1). Le traitement médiatique des attentats contre Charlie Hebdo et des jours suivants a
suscité des commentaires et de l’émotion dans toutes les sphères de la société française. Les
journalistes doivent entendre les remarques et les critiques du public, comme celles du CSA ou des
politiques. Mais il faut aussi rappeler que l’émotion vécue et ressentie est de nature différente de
celle relayée par les médias. Il existe en effet un phénomène bien connu des chercheurs, qui
consiste, lorsque nous n’avons pas de prise sur l’événement, à rendre responsable le messager
porteur de la mauvaise nouvelle. C’est ce qui s’est passé entre le 7 et le 9 janvier 2015, durant ces
trois jours qui ont maintenu les Français en alerte.

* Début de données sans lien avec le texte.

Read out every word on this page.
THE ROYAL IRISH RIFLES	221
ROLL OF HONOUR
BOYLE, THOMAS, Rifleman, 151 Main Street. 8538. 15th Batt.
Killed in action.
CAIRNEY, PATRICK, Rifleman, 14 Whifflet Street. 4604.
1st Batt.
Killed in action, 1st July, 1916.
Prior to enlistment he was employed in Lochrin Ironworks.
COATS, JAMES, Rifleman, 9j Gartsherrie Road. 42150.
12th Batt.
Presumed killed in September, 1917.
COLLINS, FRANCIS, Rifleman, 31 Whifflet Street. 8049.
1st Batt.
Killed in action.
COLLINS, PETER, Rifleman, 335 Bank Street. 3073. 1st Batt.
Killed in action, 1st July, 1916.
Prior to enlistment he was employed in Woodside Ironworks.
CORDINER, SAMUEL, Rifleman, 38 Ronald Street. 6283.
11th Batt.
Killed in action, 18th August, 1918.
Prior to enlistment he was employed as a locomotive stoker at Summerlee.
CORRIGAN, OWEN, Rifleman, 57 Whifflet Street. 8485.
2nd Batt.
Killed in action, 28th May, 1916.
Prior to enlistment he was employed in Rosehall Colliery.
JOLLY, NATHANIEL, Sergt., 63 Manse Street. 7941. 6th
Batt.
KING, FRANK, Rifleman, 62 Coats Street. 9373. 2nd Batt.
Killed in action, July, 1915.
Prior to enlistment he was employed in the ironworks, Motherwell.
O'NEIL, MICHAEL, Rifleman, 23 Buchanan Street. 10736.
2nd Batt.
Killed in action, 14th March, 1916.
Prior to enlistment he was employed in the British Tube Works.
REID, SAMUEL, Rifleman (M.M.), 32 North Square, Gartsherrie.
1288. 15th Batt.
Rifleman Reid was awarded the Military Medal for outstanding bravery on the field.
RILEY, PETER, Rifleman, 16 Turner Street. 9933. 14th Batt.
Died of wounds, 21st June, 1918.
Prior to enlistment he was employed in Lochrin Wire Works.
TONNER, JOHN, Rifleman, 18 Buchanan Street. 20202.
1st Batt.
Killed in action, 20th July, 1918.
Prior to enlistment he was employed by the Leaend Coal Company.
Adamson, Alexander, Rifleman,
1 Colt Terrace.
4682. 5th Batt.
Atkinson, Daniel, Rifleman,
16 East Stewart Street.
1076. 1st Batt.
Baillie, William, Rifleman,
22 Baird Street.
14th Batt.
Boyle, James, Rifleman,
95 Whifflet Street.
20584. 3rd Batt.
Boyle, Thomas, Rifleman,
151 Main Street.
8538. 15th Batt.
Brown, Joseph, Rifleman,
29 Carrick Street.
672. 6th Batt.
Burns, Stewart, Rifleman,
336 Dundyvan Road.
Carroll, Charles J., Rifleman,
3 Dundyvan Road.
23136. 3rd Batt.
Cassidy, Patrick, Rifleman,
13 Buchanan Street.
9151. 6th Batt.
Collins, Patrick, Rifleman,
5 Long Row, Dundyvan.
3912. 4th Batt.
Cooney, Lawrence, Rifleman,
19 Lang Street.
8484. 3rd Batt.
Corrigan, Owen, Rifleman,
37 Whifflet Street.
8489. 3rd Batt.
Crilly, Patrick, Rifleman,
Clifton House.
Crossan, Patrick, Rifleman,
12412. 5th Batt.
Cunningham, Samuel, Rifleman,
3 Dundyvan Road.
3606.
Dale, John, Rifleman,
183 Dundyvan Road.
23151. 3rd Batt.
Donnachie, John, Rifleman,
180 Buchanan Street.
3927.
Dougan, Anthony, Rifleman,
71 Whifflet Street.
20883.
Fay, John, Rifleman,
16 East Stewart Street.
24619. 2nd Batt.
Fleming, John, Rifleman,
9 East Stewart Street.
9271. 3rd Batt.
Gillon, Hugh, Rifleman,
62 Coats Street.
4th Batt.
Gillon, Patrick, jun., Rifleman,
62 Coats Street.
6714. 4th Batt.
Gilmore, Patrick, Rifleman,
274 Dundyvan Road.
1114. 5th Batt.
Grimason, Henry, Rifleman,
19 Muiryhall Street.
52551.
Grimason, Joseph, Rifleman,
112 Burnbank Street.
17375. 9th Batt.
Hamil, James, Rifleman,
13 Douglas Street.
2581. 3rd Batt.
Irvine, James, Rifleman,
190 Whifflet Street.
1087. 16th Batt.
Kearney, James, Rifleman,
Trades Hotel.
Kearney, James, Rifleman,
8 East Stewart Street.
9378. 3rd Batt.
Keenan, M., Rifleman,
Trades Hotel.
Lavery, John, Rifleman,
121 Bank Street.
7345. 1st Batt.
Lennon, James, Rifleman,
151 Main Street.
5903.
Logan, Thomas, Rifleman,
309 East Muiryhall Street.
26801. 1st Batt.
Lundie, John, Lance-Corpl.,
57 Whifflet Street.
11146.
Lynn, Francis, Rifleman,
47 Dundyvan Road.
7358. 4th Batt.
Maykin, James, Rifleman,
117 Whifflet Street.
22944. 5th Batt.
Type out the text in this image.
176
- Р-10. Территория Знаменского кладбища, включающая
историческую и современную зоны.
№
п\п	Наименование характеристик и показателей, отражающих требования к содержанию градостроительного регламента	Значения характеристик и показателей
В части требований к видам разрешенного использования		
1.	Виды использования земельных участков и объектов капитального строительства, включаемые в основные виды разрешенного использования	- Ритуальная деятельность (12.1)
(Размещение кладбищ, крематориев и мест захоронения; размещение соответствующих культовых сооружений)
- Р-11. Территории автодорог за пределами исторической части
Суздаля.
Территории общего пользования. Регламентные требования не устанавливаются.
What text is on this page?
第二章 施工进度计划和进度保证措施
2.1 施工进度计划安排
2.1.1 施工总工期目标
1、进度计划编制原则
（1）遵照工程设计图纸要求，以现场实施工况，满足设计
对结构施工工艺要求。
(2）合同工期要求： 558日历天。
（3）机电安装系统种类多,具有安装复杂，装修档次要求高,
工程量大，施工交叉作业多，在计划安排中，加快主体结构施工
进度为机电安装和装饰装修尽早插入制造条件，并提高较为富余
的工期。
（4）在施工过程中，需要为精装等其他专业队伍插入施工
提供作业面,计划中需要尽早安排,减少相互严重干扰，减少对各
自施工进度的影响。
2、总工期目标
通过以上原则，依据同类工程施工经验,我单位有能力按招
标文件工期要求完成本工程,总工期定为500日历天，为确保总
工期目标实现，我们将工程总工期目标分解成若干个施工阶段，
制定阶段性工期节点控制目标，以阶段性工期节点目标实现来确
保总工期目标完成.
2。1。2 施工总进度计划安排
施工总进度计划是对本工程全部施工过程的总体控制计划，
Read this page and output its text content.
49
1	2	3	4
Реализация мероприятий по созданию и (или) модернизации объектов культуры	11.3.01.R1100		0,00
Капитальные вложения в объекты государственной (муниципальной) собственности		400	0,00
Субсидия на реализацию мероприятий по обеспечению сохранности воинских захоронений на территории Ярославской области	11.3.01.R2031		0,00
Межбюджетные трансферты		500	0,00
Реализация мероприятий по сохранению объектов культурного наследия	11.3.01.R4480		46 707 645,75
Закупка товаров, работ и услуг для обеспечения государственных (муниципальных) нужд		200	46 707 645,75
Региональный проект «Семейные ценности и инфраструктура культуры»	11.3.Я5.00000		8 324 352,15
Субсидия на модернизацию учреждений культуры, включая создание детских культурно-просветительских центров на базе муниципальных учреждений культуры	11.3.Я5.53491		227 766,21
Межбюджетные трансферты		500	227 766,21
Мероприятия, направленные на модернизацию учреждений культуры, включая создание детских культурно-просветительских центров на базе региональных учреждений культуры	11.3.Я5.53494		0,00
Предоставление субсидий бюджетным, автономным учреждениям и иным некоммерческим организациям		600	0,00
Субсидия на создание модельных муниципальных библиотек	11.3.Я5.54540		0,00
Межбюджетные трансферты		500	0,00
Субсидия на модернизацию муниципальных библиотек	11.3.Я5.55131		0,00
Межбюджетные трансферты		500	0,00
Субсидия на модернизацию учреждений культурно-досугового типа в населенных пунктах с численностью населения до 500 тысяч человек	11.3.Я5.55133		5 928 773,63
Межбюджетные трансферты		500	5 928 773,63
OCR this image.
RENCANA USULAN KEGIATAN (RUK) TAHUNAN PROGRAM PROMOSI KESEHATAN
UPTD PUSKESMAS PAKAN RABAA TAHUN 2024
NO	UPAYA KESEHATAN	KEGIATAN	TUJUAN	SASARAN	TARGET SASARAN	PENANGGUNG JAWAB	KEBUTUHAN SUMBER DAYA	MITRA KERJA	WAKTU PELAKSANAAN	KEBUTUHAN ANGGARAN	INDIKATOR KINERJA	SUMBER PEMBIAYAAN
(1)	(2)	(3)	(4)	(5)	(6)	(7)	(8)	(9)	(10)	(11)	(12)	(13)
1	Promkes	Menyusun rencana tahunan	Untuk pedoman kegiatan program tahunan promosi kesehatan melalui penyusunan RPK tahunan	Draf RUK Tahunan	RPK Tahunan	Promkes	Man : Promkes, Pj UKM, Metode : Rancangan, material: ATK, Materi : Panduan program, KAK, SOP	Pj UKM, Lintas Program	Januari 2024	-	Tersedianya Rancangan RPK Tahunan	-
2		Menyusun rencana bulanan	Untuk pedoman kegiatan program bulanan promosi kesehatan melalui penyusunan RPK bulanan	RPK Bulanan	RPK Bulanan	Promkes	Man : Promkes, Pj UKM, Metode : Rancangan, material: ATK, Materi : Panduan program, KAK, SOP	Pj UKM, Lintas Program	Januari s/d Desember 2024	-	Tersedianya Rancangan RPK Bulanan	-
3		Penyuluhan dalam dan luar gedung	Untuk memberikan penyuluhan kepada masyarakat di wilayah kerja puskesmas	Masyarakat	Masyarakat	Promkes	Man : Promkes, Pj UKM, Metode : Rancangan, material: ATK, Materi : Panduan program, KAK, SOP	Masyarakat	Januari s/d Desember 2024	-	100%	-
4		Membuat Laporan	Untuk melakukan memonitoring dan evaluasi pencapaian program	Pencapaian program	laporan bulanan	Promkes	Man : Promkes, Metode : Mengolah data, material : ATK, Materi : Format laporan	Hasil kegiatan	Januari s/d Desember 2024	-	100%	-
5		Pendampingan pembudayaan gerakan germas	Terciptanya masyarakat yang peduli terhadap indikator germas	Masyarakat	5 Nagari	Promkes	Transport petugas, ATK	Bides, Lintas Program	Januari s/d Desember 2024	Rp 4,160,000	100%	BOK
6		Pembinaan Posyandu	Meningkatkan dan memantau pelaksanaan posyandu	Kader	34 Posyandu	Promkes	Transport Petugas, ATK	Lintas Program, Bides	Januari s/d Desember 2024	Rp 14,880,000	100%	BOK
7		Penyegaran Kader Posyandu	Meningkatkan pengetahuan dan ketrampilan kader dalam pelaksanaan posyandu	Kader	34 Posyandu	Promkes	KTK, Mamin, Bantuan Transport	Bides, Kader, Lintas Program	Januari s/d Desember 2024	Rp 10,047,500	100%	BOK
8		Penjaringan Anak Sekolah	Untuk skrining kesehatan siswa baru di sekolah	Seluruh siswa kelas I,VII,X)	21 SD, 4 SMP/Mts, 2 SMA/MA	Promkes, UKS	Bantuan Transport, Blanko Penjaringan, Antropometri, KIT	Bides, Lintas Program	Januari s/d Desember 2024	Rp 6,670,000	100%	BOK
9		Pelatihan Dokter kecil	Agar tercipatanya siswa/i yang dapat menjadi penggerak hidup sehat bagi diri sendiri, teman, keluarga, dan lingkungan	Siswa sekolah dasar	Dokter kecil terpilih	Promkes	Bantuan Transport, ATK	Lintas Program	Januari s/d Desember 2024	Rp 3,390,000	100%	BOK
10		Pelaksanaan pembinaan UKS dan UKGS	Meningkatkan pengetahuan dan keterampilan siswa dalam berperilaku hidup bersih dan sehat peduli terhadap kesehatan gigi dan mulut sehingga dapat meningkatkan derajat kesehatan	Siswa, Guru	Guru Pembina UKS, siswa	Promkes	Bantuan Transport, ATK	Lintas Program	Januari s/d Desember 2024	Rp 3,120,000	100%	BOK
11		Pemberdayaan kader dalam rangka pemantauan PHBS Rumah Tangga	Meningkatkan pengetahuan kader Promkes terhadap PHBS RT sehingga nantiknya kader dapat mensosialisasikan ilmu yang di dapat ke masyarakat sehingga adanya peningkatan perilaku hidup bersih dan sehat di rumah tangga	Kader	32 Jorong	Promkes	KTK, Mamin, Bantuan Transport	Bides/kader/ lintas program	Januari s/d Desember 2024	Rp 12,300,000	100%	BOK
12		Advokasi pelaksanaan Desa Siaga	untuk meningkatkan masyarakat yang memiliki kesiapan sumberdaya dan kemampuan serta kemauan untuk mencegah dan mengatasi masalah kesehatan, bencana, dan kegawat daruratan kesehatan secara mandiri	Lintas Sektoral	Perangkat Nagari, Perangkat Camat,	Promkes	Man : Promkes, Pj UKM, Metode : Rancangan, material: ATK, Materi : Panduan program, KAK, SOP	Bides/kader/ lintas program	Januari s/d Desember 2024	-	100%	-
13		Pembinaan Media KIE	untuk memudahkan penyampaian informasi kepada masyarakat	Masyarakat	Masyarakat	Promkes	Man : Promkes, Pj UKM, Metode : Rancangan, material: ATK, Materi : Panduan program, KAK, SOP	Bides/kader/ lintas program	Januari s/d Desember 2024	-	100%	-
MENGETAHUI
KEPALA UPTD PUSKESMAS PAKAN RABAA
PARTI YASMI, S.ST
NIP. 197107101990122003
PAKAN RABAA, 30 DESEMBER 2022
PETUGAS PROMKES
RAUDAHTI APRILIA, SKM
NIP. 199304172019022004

A contrario, le traitement médiatique des
manifestations des 10 et 11 janvier n’a pas fait l’objet de critiques (on aurait pu dire que les médias
« en faisaient trop »), parce que la France, et plus largement l’Europe et une partie du monde, ont
affirmé leur adhésion à la liberté de la presse et à la démocratie. Les Français, redevenus maîtres de
leur destin, n’ont pas mis en cause le messager porteur de bonnes nouvelles.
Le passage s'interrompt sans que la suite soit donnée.